Ex-Cuomo aides Melissa DeRosa and Jim Malatras and New York Department of Financial Services deputy superintendent Gareth Rhodes had earlier told the subcommittee in interviews that a June 7, 2020, email chain worrying about the death count becoming a “great debacle in the history books,” was likely authored by the then-governor through his secretary Stephanie Benton.
New emails disclosed by the committee show a member of the Executive Chamber staff in a June 28, 2020, email chain also wrote that “the Governor handed over edits to the version you asked me to give to him.”

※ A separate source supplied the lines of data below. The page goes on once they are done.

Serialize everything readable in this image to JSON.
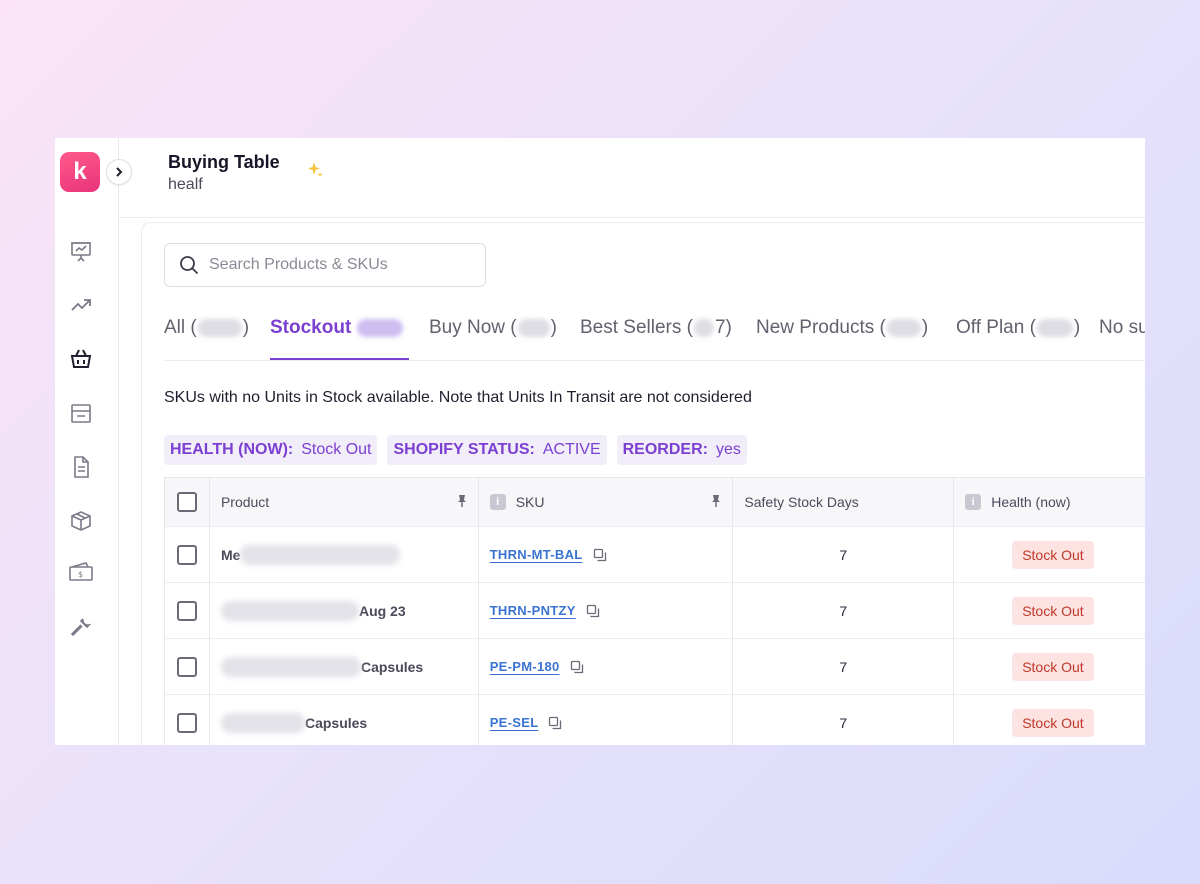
{
  "header": {
    "title": "Buying Table",
    "subtitle": "healf"
  },
  "logo": {
    "letter": "k"
  },
  "search": {
    "placeholder": "Search Products & SKUs"
  },
  "tabs": [
    {
      "label": "All (",
      "suffix": ")"
    },
    {
      "label": "Stockout",
      "suffix": ""
    },
    {
      "label": "Buy Now (",
      "suffix": ")"
    },
    {
      "label": "Best Sellers (",
      "suffix": "7)"
    },
    {
      "label": "New Products (",
      "suffix": ")"
    },
    {
      "label": "Off Plan (",
      "suffix": ")"
    },
    {
      "label": "No su",
      "suffix": ""
    }
  ],
  "description": "SKUs with no Units in Stock available. Note that Units In Transit are not considered",
  "filters": [
    {
      "key": "HEALTH (NOW):",
      "value": "Stock Out"
    },
    {
      "key": "SHOPIFY STATUS:",
      "value": "ACTIVE"
    },
    {
      "key": "REORDER:",
      "value": "yes"
    }
  ],
  "table": {
    "columns": {
      "product": "Product",
      "sku": "SKU",
      "safety": "Safety Stock Days",
      "health": "Health (now)"
    },
    "rows": [
      {
        "product_visible": "Me",
        "sku": "THRN-MT-BAL",
        "safety": "7",
        "health": "Stock Out"
      },
      {
        "product_visible": "Aug 23",
        "sku": "THRN-PNTZY",
        "safety": "7",
        "health": "Stock Out"
      },
      {
        "product_visible": "Capsules",
        "sku": "PE-PM-180",
        "safety": "7",
        "health": "Stock Out"
      },
      {
        "product_visible": "Capsules",
        "sku": "PE-SEL",
        "safety": "7",
        "health": "Stock Out"
      }
    ]
  },
  "colors": {
    "accent": "#7b3fd1",
    "brand": "#e8337a",
    "link": "#3a74d0",
    "stockout_bg": "#fde2e2",
    "stockout_text": "#c0392b"
  }
}
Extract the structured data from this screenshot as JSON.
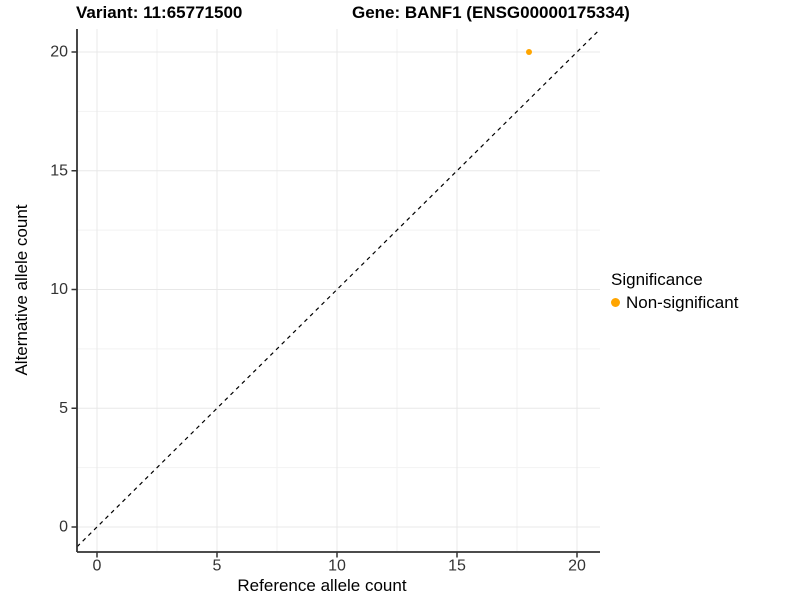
{
  "titles": {
    "variant": "Variant: 11:65771500",
    "gene": "Gene: BANF1 (ENSG00000175334)"
  },
  "axes": {
    "x_label": "Reference allele count",
    "y_label": "Alternative allele count"
  },
  "legend": {
    "title": "Significance",
    "items": [
      {
        "label": "Non-significant",
        "color": "#FFA500"
      }
    ]
  },
  "chart_data": {
    "type": "scatter",
    "title": "Variant: 11:65771500   Gene: BANF1 (ENSG00000175334)",
    "xlabel": "Reference allele count",
    "ylabel": "Alternative allele count",
    "xlim": [
      -1,
      21
    ],
    "ylim": [
      -1,
      21
    ],
    "x_ticks": [
      0,
      5,
      10,
      15,
      20
    ],
    "y_ticks": [
      0,
      5,
      10,
      15,
      20
    ],
    "x_minor_ticks": [
      2.5,
      7.5,
      12.5,
      17.5
    ],
    "y_minor_ticks": [
      2.5,
      7.5,
      12.5,
      17.5
    ],
    "grid": true,
    "legend_position": "right",
    "series": [
      {
        "name": "Non-significant",
        "color": "#FFA500",
        "points": [
          [
            18,
            20
          ]
        ]
      }
    ],
    "identity_line": {
      "slope": 1,
      "intercept": 0,
      "style": "dashed",
      "color": "#000000"
    }
  },
  "colors": {
    "point": "#FFA500",
    "axis_line": "#333333",
    "tick_text": "#333333",
    "grid_major": "#E8E8E8",
    "grid_minor": "#F2F2F2",
    "background": "#FFFFFF"
  }
}
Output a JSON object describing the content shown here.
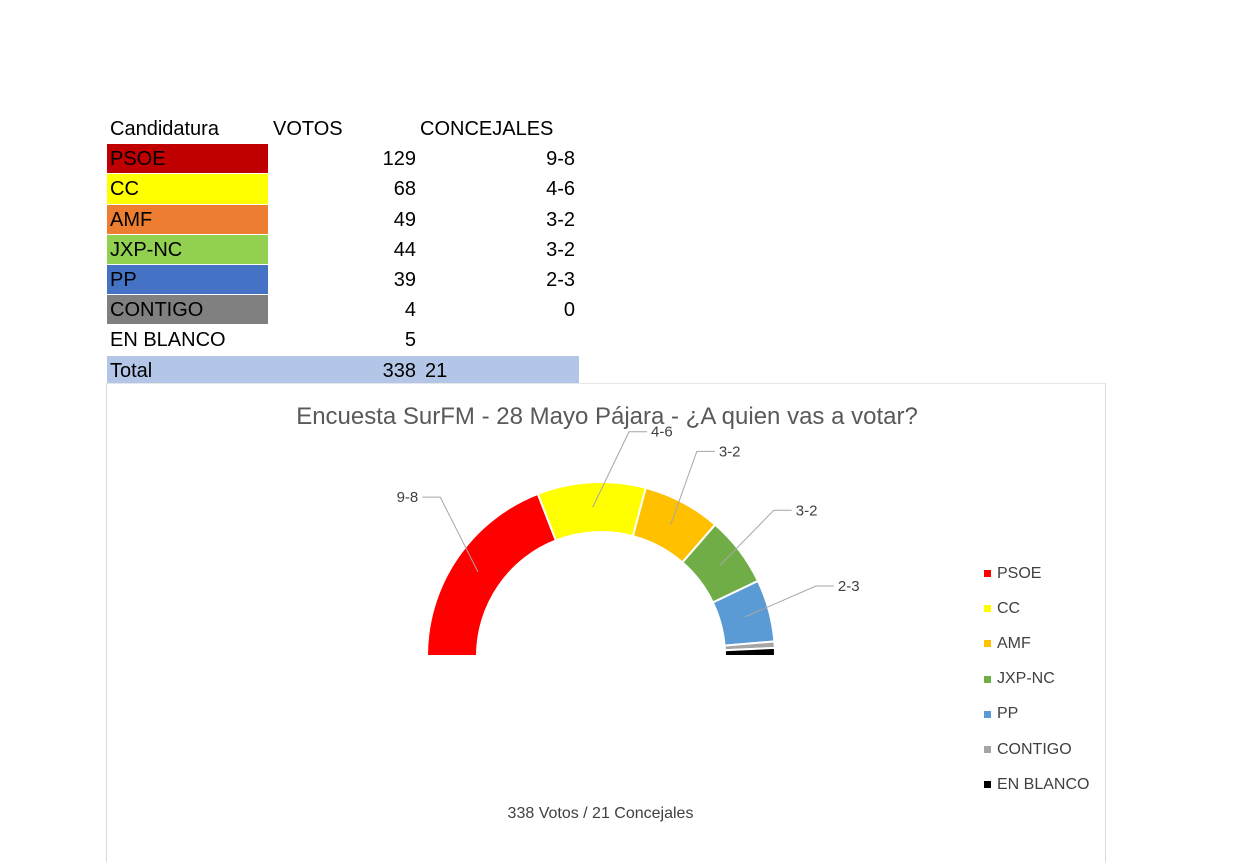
{
  "table": {
    "headers": [
      "Candidatura",
      "VOTOS",
      "CONCEJALES"
    ],
    "rows": [
      {
        "name": "PSOE",
        "votes": "129",
        "seats": "9-8",
        "color": "#c00000"
      },
      {
        "name": "CC",
        "votes": "68",
        "seats": "4-6",
        "color": "#ffff00"
      },
      {
        "name": "AMF",
        "votes": "49",
        "seats": "3-2",
        "color": "#ed7d31"
      },
      {
        "name": "JXP-NC",
        "votes": "44",
        "seats": "3-2",
        "color": "#92d050"
      },
      {
        "name": "PP",
        "votes": "39",
        "seats": "2-3",
        "color": "#4472c4"
      },
      {
        "name": "CONTIGO",
        "votes": "4",
        "seats": "0",
        "color": "#808080"
      },
      {
        "name": "EN BLANCO",
        "votes": "5",
        "seats": "",
        "color": "#ffffff"
      }
    ],
    "total": {
      "label": "Total",
      "votes": "338",
      "seats": "21"
    }
  },
  "chart_data": {
    "type": "pie",
    "subtype": "half-doughnut",
    "title": "Encuesta SurFM - 28 Mayo Pájara - ¿A quien vas a votar?",
    "subtitle": "338 Votos / 21 Concejales",
    "legend_position": "right",
    "categories": [
      "PSOE",
      "CC",
      "AMF",
      "JXP-NC",
      "PP",
      "CONTIGO",
      "EN BLANCO"
    ],
    "values": [
      129,
      68,
      49,
      44,
      39,
      4,
      5
    ],
    "data_labels": [
      "9-8",
      "4-6",
      "3-2",
      "3-2",
      "2-3",
      "",
      ""
    ],
    "colors": [
      "#ff0000",
      "#ffff00",
      "#ffc000",
      "#70ad47",
      "#5b9bd5",
      "#a5a5a5",
      "#000000"
    ]
  }
}
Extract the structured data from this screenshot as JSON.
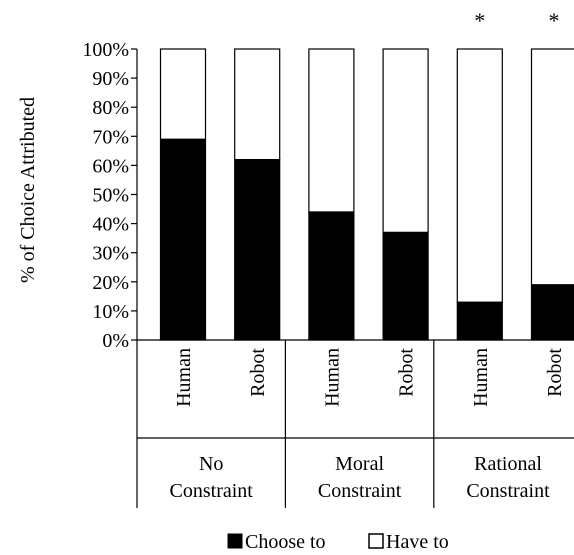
{
  "chart_data": {
    "type": "bar",
    "stacked": true,
    "ylabel": "% of Choice Attributed",
    "ylim": [
      0,
      100
    ],
    "yticks": [
      "0%",
      "10%",
      "20%",
      "30%",
      "40%",
      "50%",
      "60%",
      "70%",
      "80%",
      "90%",
      "100%"
    ],
    "groups": [
      {
        "label_lines": [
          "No",
          "Constraint"
        ],
        "categories": [
          "Human",
          "Robot"
        ]
      },
      {
        "label_lines": [
          "Moral",
          "Constraint"
        ],
        "categories": [
          "Human",
          "Robot"
        ]
      },
      {
        "label_lines": [
          "Rational",
          "Constraint"
        ],
        "categories": [
          "Human",
          "Robot"
        ]
      }
    ],
    "categories": [
      "Human",
      "Robot",
      "Human",
      "Robot",
      "Human",
      "Robot"
    ],
    "series": [
      {
        "name": "Choose to",
        "color": "#000000",
        "values": [
          69,
          62,
          44,
          37,
          13,
          19
        ]
      },
      {
        "name": "Have to",
        "color": "#ffffff",
        "values": [
          31,
          38,
          56,
          63,
          87,
          81
        ]
      }
    ],
    "significance_markers": [
      "",
      "",
      "",
      "",
      "*",
      "*"
    ],
    "legend": {
      "position": "bottom",
      "items": [
        "Choose to",
        "Have to"
      ]
    },
    "grid": false
  }
}
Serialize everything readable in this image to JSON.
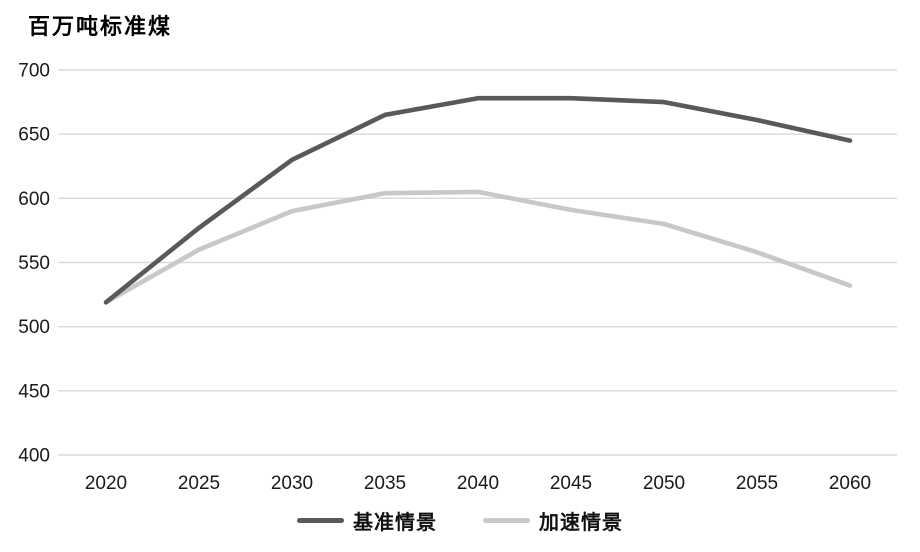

“Upon closer inspection they aren’t edits I can make,” another staff member responded. “Attached are the governor’s edits.”
New emails disclosed by the subcommittee reveal that Cuomo’s office sought guidance from Northwell Health CEO Michael Dowling and Kenneth Raske, president and CEO of the Greater New York Hospital Association.
“Get the Harvard guy[,] dowling[,] and ken Davis [sic] to be the ‘peer review’ experts of the report. Get them the draft now to study,” read a June 30, 2020, email written by Stephanie Benton but dictated by Cuomo, according to a former staffer.
“Ken Raske’s staff and mine can do a complete rewrite [of the Executive Summary] if you wish,” Dowling replied in an email two days later.
“Documents prove Mr. Cuomo’s testimony to be false,” COVID Subcommittee Chairman Brad Wenstrup (R-Ohio) wrote in a signed cover letter accompanying the criminal referral.
Wenstrup’s committee slapped New York Gov. Kathy Hochul with a subpoena to hand over the relevant documents in September — but a whistleblower ended up providing them.
An impeachment report cited in the referral and prepared by the New York State Assembly Judiciary Committee also found evidence that Cuomo prompted, reviewed and edited drafts of the report to “combat criticism” and defend his nursing home order.
Cuomo at other points in his June transcribed interview added that he did not “recall” reviewing or seeing the July 2020 nursing home report before its release.
“Mr. Cuomo has no valid legal defense,” the subcommittee’s criminal referral concludes. “Mr. Cuomo did not recant or correct his false statements during his June 11 transcribed interview, despite being given the opportunity to do so, or during the Select Subcommittee’s September 10 hearing.”
“The facts, evidence, and precedent suggest DOJ should proceed with criminal charges against Mr. Cuomo pursuant to 18 U.S.C. § 1001 for false statements,” it closes.
Trump ally Roger Stone was the most recent figure prosecuted under the same federal statute for making false statements to the House Intelligence Committee as part of its probe into links between the former president’s 2016 campaign and Russia.
Cuomo’s lawyer and spokesperson didn’t immediately return requests for comment.